帶土的眼神劇烈一震,嘴唇微張,卻什麼也說不出口。他看著那個傳奇與詛咒化身的男人,就這樣默默扶他坐回那張木製輪椅,如枯葉歸塵,毫無掙扎。
“好呢,行動吧……”斑的聲音仿若幽魂般,在黑暗中迴響。
“在我復活之前的這段期間,你就是——”
帶土回過神來,發現自己已站在雨隱村的石窟中。
三個年輕人立於對立面,雨水從披風滴落,髮絲濕重貼在額邊。長門、小南、彌彥——三個命運註定會捲入無限戰火的名字。
一襲深色披風因雨濕重而緊貼背脊,緩緩掀下兜帽,露出早已被漩渦面具覆蓋、滲著死意的臉,只露出一隻冷漠的寫輪眼,那雙眼裡沒有光,卻像能吞噬萬物的深淵。
長門皺眉,語氣冷淡而疏遠:“你是誰?”
帶土直視他們,聲音篤定:“我是——宇智波斑!”
長門木然重複:“你是斑?
彌彥踏前一步,冷靜地開口,但帶土還是觀察到冷汗從他的額側隱隱滑落:“報上宇智波斑的名號……表示你如果不是罪犯就是個傻瓜。
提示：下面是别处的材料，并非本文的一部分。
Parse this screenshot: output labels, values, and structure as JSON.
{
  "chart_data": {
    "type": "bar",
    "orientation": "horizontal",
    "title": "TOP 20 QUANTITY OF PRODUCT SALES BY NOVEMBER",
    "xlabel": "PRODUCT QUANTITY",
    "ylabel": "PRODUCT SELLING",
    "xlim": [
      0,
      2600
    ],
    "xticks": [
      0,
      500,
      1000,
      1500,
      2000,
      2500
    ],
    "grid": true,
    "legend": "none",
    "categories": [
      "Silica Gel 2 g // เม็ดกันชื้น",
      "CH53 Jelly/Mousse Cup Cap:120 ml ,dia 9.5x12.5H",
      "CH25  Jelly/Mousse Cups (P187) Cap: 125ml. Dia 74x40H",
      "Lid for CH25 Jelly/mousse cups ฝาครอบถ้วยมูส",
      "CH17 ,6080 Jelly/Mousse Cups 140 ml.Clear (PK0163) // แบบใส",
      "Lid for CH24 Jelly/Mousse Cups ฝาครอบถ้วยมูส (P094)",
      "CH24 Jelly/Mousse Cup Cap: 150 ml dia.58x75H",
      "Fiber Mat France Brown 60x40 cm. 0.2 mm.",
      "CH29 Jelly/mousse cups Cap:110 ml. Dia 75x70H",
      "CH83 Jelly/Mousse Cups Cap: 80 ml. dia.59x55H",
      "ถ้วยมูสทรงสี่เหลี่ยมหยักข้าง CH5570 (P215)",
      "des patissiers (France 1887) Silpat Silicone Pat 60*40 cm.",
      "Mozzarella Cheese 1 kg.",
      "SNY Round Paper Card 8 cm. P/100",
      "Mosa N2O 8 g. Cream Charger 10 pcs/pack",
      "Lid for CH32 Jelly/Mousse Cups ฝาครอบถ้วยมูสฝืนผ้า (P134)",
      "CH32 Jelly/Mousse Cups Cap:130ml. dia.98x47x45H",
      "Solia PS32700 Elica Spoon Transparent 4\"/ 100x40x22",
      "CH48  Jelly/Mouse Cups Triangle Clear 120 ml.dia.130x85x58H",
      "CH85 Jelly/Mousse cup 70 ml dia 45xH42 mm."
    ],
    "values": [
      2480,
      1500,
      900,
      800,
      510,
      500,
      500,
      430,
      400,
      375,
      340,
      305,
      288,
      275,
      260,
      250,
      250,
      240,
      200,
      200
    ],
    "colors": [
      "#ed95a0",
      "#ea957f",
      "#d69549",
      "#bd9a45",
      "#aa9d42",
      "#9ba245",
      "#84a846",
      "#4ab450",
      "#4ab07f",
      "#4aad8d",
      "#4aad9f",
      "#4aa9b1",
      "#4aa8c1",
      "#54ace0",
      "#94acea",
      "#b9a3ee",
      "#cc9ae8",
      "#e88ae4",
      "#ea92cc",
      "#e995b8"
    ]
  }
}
”
小南則默默打量著他的眼,意欲看穿這張面具下的真相。
長門警戒地追問:“你接近我們……有什麼企圖?”
此刻,帶土站在他們面前,就像命運本身在提問。
他不答,只凝視著長門的眼——那雙輪迴眼,是斑的眼睛,也是執行計畫的關鍵。如今,他來回收它,也來播種幻夢的種子。
“輪迴眼……”
這聲音不帶起伏,卻讓空氣隱隱顫動。長門的淡紫色瞳孔微縮,雨珠順著他的睫毛滑落,與面頰交織,彷彿也在這一刻凝結成無聲的疑問。
彷彿早已預料這場對話的開端,面具男向前踏出一步,披風邊角沾濕地泥,他卻毫不在意,只伸出手指,指向長門那雙紫色如神祇的瞳孔,語氣低沉中蘊含著一種說不清的宿命——
“正確引導得到這種眼睛的人,就是我們組織,自古以來背負的使命。”
長門的心跳微微一頓。他不確定是因這話語的分量,還是那仿若天命般的陳述。
“你知道關於這雙眼睛的事?”他的聲音克制卻難掩顫動。
對方沒有立即回應,而是定定看著他,那目光彷彿能洞穿他的思想與過往的痛苦。然後,帶土向前一步,雨水從披風的邊角滑落,順著他的指尖,他緩緩伸出手指,語氣中帶著無可動搖的沉穩與某種古老意志的回聲:
“你就是期許這個世間安定的六道仙人,他的意志所投胎轉世之人。”
說完這句話,他將手從空中收回,動作不疾不徐,如同完成一場靜默的禮拜。風聲加重,吹拂著他的披風,他的聲音再次響起,穿越雨幕:
“現在只有大國受到矚目,你們這種小國的忍者村,只能躲在大國的陰影之下垂死掙扎。正因為如此,輪迴眼才會在這裡開眼。”
語句如利刃剖開現實,將這世界的殘酷昭然揭示。他沒有停頓,語氣越發深沉。
雨更急了,像是在呼應他話語中的殘酷現實。帶土眸中不見悲憫,只有對因果的冷靜解析。
“有光亮的地方就一定會有影子,只要存有贏家這種概念,就一定會有輸家存在。”
他語氣愈發低沉,像是從地底石窟中傳出的囈語。
“因為有維持和平這種想法才會挑起戰爭。因為想要守護愛,就會衍生出憎恨。這些事物都有因果關係,是沒辦法分割的。”
一幕記憶如同映在心上的舊痕閃過,他彷彿聽見垂死的宇智波斑坐在石上,語氣平和而篤定——“聽懂了嗎?”